Denise, how great is that – finding your way around the acid reflux by timing and sizing your meals. Congrats and thanks for sharing!
For ‘me’ the reasoning behind me eating ‘mini’ meals is really to keep my blood sugar stable. And even at that, I don’t call them ‘meals’. A bowl of fruit mid day does the trick, or a HEALTHY granola bar mid morning works. I never thought about it in relationship to metabolism!! Great article!!
Grayce, meal, snack – I just call it eating, actually! Sounds like you’ve found a great rhythm. Glad you like the article! Thanks.
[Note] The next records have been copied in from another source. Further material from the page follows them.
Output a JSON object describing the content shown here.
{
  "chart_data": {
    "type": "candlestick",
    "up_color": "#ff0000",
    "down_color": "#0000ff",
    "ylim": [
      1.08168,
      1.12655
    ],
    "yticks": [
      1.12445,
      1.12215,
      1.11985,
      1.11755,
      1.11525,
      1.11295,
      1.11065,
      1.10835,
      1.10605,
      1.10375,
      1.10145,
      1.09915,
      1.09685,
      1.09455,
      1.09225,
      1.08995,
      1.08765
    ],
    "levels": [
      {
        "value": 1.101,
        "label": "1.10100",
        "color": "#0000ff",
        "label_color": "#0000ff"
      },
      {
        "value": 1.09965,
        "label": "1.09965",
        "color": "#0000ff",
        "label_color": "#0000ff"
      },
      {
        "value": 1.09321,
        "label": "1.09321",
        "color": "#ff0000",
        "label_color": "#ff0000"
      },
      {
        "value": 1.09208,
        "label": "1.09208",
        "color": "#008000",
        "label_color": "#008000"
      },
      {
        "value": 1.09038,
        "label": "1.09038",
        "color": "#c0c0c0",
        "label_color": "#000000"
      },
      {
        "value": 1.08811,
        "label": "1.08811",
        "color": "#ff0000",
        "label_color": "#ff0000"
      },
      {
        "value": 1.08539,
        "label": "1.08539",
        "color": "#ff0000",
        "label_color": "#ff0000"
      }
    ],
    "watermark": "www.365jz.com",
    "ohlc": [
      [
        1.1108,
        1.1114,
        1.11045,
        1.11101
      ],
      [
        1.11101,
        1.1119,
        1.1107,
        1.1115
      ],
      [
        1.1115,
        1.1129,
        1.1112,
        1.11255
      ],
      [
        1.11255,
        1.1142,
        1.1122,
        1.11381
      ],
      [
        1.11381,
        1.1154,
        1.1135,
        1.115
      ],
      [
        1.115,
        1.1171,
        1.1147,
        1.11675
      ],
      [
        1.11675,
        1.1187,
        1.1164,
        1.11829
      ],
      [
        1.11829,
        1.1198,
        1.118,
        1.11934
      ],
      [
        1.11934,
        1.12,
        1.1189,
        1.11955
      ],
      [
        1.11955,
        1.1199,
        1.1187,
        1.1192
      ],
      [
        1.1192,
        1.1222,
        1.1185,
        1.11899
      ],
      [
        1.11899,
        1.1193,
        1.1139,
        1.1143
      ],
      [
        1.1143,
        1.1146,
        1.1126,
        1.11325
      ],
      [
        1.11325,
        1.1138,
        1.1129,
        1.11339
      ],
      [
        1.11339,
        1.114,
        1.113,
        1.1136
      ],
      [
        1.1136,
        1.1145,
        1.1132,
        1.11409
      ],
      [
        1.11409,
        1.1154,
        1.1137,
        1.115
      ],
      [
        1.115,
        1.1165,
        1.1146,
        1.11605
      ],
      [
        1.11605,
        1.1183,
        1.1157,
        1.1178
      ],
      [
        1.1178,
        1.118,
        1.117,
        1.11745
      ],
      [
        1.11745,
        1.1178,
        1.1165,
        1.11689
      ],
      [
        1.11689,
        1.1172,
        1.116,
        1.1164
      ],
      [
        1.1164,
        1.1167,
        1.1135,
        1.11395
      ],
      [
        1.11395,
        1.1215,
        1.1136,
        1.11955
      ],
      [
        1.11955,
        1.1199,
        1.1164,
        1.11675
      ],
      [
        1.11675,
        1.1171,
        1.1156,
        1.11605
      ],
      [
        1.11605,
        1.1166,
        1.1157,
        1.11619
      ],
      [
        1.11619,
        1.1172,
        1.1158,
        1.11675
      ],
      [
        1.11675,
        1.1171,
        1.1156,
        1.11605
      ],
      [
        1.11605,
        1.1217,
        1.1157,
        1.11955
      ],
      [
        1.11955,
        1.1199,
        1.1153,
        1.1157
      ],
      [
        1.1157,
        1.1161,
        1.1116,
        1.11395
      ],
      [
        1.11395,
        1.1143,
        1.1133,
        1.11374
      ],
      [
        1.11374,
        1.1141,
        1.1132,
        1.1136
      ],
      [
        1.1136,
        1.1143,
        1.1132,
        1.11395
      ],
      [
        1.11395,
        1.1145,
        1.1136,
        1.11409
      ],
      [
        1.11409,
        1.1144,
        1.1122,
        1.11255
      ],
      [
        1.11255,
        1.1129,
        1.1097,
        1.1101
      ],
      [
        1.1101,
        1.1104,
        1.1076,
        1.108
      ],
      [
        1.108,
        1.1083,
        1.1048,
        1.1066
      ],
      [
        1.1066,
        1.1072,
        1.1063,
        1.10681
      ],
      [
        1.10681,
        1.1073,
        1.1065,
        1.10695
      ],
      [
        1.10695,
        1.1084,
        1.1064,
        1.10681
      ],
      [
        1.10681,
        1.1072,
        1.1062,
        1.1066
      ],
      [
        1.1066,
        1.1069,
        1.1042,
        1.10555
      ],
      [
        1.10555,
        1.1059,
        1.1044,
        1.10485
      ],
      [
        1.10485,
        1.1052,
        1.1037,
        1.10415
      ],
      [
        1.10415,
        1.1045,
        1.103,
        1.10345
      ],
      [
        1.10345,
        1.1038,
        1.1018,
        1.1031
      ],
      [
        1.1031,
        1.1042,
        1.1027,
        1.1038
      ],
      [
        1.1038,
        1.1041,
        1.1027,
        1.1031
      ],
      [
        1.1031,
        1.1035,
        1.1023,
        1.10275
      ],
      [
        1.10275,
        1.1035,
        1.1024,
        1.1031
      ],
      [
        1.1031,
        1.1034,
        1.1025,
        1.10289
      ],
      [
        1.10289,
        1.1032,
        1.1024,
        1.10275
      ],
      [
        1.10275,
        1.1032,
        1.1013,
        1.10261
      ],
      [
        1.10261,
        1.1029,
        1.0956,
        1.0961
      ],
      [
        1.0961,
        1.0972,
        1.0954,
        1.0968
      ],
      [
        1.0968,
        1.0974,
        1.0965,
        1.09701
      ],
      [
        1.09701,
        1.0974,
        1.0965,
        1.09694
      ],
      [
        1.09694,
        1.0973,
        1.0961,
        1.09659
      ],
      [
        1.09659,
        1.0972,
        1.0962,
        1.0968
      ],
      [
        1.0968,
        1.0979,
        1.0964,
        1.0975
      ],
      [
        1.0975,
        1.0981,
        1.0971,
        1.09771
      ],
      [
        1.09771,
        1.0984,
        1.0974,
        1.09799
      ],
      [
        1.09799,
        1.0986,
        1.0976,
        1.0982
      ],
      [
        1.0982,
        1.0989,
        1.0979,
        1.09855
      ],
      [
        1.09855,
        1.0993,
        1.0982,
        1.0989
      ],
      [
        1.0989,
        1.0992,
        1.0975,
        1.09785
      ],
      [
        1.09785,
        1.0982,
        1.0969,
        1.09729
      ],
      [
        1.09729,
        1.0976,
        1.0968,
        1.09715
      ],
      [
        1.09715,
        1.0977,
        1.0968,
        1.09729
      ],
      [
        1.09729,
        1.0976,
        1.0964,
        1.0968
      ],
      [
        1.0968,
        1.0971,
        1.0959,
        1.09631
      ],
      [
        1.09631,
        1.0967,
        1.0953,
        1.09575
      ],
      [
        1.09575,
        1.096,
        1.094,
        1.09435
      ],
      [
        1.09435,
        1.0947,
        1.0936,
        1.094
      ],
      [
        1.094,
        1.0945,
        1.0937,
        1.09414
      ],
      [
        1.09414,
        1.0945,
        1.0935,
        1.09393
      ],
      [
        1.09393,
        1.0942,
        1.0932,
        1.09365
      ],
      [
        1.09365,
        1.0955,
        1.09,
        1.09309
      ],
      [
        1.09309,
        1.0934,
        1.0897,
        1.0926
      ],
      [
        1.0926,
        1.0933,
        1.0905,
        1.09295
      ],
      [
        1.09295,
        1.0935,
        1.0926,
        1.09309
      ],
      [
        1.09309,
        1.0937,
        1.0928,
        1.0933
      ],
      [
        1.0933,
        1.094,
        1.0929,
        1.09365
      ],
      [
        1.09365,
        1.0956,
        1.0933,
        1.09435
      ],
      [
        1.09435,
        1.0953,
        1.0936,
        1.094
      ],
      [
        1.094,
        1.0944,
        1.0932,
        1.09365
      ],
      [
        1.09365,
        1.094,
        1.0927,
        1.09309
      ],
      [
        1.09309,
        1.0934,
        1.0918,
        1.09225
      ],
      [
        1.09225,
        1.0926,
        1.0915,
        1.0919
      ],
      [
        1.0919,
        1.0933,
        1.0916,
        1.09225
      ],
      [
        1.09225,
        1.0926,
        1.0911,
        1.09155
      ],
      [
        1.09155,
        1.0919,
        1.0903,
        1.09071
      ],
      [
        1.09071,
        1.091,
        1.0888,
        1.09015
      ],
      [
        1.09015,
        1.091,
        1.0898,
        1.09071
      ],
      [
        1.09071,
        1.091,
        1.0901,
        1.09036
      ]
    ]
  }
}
Great news Lani! I was looking for answers for the ‘keeping blood sugar stable’ argument too. It would be a huge relief not to have to worry about meal timing – I actually prefer NOT to eat so often, but keep hearing that I need to keep my blood sugar levels stable by eating frequent small ‘meals’. Please tell me I can just go with what feels good too! 🙂 My tendency would be to eat 2-3 times a day…
Jenn, is something broke that needs fixing? If you feel you are having blood sugar problems, what you eat has more to do with it than when If you are having even energy and feel good with ‘3’, then you’re doing great. Eating more often won’t deliver a ‘big fat burn’ as we may be led to believe so don’t give it another thought.